How are you getting 1/1/x? that notation doesn't even make sense since a/(b/c) <> (a/b)/c.

Your 2nd line is correct, g(1/x) = 4(1/x)^2 - 16, what does simplify to?

11. Feb 3, 2009

### woox

it should be:
g(1/x) = 4(1/x)^2 - 16

g(1/x) = 4(1^2/x^2) - 16

g(1/x) = 4(1/x^2) - 16

g(1/x) = (4/x^2) - 16

g(1/x) = 4[(1/x^2) - 4]

correct?

12. Feb 3, 2009

### NoMoreExams

By simplify I mean find common denominator

13. Feb 3, 2009

### woox

ah so the common denominator being x^2 resulting in:
[(-16x^2)+4]/x^2

correct? (multiplied by x^2/x^2)

14. Feb 3, 2009

### NoMoreExams

Yes, so what's 1/that?

15. Feb 3, 2009

### woox

x^2/[(-16x^2)+4] ?

16. Feb 3, 2009

### NoMoreExams

Yes, although I would write it as

$$\frac{x^2}{4-16x^2}$$

17. Feb 3, 2009

### woox

Cool, and for the second one I think i figured it out:

f = 2(x-2)/(x+2) and g = 4(x^2 - 4) = 4(x-2)(x+2)

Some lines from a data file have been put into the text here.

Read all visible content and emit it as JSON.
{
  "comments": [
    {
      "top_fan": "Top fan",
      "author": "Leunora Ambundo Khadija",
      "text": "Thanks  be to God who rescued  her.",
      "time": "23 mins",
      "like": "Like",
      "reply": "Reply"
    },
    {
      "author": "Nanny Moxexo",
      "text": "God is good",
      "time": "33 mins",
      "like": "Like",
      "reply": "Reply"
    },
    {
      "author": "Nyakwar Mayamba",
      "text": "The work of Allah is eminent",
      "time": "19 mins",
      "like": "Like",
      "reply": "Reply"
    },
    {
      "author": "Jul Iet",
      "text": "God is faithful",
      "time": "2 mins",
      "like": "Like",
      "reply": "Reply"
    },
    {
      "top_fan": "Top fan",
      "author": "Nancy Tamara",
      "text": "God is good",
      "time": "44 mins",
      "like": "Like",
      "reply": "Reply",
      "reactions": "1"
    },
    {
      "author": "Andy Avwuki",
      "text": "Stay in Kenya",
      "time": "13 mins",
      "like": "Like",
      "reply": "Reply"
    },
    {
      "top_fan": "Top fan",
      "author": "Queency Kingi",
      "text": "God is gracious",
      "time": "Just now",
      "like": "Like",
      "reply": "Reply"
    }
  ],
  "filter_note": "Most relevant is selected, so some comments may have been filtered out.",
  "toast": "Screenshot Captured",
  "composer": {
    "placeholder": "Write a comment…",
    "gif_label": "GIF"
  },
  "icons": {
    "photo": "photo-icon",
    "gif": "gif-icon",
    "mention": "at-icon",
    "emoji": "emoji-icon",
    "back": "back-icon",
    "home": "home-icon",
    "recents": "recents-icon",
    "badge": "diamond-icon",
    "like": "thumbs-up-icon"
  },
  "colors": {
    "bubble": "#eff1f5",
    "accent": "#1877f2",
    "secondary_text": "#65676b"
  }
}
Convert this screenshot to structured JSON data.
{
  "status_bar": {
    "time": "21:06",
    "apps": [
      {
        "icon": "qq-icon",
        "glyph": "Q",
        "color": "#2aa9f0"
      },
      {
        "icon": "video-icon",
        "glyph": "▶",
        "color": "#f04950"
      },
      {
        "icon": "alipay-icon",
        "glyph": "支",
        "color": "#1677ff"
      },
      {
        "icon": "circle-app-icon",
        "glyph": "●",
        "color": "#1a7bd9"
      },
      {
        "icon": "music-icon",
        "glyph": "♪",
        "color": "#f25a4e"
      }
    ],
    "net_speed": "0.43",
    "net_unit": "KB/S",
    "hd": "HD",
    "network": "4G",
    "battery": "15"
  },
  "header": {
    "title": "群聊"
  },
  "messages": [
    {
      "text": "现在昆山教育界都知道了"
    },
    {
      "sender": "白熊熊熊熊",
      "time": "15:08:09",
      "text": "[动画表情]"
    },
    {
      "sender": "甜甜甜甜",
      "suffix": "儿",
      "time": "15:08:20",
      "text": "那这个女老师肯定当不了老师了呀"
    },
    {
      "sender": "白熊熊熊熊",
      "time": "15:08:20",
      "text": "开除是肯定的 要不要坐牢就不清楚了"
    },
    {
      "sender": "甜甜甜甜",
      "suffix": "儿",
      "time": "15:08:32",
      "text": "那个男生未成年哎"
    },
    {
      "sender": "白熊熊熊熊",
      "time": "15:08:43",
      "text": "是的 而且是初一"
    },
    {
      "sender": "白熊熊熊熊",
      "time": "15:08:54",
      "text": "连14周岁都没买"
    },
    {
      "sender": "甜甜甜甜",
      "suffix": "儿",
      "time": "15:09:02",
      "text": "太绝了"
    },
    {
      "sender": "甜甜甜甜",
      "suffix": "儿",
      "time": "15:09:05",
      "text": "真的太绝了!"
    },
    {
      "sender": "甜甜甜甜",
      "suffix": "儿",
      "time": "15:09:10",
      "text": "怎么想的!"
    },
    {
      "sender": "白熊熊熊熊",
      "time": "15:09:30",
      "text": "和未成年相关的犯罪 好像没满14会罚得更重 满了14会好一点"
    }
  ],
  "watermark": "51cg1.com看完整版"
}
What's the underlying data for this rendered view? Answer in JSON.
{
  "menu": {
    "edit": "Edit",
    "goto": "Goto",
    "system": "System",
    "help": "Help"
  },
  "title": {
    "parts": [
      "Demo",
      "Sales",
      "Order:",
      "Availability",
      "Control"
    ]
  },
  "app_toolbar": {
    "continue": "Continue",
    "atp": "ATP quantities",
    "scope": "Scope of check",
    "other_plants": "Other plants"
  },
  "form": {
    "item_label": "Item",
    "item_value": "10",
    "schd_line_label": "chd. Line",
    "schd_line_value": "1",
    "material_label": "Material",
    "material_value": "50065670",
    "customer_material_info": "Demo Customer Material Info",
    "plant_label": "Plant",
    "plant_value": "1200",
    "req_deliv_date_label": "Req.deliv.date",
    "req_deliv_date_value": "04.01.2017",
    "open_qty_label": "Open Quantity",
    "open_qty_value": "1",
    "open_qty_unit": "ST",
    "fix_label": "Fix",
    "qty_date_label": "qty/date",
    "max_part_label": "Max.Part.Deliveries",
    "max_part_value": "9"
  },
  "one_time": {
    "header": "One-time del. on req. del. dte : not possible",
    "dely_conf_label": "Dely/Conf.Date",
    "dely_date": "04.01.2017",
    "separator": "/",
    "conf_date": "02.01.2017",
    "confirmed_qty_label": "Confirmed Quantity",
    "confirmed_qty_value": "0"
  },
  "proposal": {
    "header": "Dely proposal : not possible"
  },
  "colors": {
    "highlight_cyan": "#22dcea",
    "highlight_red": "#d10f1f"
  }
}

We can factor out the x-2 and x+2, which gives us:
(x+2)(x-2)(-2)

I am not sure if I should multiple this out or leave it as is?

18. Feb 3, 2009

### NoMoreExams

No... you need to find a common denominator again!

19. Feb 3, 2009

### woox

f = 2(x-2)/(x+2) and g = 4(x-2)(x+2)

the common denominator would be (x+2) so:
2(x-2)-4(x-2)(x+2)(x+2)/(x+2)

now do I multiple variables together, and subtract likes leaving it over denominator? (That gave me this mess:

[(4x^3)+(8x^2)-14x+36]/(x+2)

)

20. Feb 3, 2009

### NoMoreExams

You need to use parantheses better, you mean

[2(x-2) - 4(x-2)(x+2)^2]/(x+2)

At this point I would factor out the terms that are common to both parts in the numerator.